É só passar a esponja…
A ideia era promover uma esponja da Scotch Brite de uma forma original e inusitada. A esponja tinha uma vantagem que era a limpeza de manchas nas paredes. Restava saber como fazer isso? “O cliente deixou o tema muito em aberto e também não tínhamos um orçamento muito grande”, recordo Tico Moraes, art director da campanha 3M – Esponja Apagadora. “Achámos que o melhor era arranjar algo que visualmente mostrasse na prática o que a esponja faz: é só juntar água e desaparecem as manchas na parede”. Para isso foram criados murais em cerca de 60 pontos da cidade de Lisboa onde surge em branco – como se tivesse passado por ali uma esponja – a mensagem “esponja apagadora. É só juntar água”. A proposta desenvolvida pela Beaumont Bennett, actual G2, do Grupo Grey – com direcção criativa de Frederico Saldanha – ganhou bronze na categoria de media alternativa no Clube de Criativos de Portugal.
Oops!
Linha de partida, tiro. E não é que acerta no condutor?

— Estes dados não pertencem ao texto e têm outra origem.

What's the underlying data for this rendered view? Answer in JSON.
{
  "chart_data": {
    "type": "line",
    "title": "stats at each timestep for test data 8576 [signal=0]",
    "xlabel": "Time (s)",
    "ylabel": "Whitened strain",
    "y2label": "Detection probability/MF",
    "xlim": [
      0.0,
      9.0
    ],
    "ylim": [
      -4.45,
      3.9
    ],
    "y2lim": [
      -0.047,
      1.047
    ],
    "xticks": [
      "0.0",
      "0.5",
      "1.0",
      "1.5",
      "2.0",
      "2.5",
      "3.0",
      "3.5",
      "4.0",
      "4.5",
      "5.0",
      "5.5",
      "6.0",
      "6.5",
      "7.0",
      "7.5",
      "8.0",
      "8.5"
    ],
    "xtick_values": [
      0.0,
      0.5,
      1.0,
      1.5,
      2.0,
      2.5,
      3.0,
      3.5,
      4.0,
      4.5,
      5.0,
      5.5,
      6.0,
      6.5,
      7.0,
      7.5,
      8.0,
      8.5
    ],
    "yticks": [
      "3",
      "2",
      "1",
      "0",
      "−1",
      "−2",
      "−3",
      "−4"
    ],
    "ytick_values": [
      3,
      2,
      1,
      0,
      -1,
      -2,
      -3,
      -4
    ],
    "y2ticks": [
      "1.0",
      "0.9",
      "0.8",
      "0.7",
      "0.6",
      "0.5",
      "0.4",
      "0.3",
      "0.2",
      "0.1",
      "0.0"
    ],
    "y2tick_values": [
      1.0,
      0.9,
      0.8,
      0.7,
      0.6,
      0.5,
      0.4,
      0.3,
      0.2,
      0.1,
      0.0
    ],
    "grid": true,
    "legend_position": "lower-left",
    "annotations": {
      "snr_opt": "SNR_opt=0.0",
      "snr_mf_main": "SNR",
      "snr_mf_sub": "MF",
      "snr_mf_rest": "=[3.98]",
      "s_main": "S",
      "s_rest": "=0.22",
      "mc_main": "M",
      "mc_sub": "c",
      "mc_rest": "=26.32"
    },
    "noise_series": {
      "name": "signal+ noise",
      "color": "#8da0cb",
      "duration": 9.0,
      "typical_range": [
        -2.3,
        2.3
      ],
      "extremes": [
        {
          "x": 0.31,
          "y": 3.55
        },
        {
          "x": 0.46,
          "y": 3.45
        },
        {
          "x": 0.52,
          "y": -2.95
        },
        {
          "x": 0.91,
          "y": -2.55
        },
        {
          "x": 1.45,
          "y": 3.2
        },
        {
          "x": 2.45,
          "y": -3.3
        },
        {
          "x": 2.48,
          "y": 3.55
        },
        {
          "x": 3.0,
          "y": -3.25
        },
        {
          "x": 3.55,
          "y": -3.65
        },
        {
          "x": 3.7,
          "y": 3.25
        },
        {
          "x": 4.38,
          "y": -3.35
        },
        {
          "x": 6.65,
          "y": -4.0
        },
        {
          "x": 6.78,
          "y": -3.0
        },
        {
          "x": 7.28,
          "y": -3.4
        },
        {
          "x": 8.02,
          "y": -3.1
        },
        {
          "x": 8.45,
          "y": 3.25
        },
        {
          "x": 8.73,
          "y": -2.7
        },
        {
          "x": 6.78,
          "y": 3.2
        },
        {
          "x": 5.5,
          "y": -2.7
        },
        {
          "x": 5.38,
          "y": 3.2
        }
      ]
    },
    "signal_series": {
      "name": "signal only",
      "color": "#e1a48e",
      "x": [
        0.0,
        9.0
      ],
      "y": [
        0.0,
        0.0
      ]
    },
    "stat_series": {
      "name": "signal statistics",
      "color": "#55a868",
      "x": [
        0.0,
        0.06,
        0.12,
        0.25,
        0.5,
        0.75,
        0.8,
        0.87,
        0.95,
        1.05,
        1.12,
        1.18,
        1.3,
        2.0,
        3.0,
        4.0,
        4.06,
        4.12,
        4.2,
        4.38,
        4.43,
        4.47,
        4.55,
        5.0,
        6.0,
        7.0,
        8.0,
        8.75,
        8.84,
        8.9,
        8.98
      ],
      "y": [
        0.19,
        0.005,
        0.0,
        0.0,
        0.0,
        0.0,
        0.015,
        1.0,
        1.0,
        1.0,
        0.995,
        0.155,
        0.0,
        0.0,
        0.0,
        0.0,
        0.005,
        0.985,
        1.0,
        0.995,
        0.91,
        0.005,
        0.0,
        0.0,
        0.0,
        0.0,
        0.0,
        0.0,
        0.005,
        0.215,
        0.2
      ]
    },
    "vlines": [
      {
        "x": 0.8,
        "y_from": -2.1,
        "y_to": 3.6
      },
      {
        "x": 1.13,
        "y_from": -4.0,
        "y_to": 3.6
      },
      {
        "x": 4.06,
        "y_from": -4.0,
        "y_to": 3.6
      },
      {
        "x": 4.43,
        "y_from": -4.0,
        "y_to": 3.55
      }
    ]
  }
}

O viral que a Strat criou para os CTT assinalando a presença da marca no Dakar andou a correr pelas caixas de correio pelo mundo fora, com direito a mais de 75 mil visualizações no YouTube e considerado o oitavo vídeo mais visto na categoria automóvel na semana em que foi lançado. “Nasceu da necessidade muito concreta do cliente anunciar a sua presença num evento como o Dakar onde marcam presença outras marcas fortes”, comenta José Carlos Campos. “Tínhamos também apenas duas semanas para o trabalho”, relembra o director criativo. Para isso, com a ajuda da Tangerina Azul, que assegura a produção do filme, criou em colaboração com a área web do grupo Strat (Web.dot) uma mecânica que passava pelo filme que remetia para um site onde os utilizadores podiam candidatar-se a um prémio no Dakar.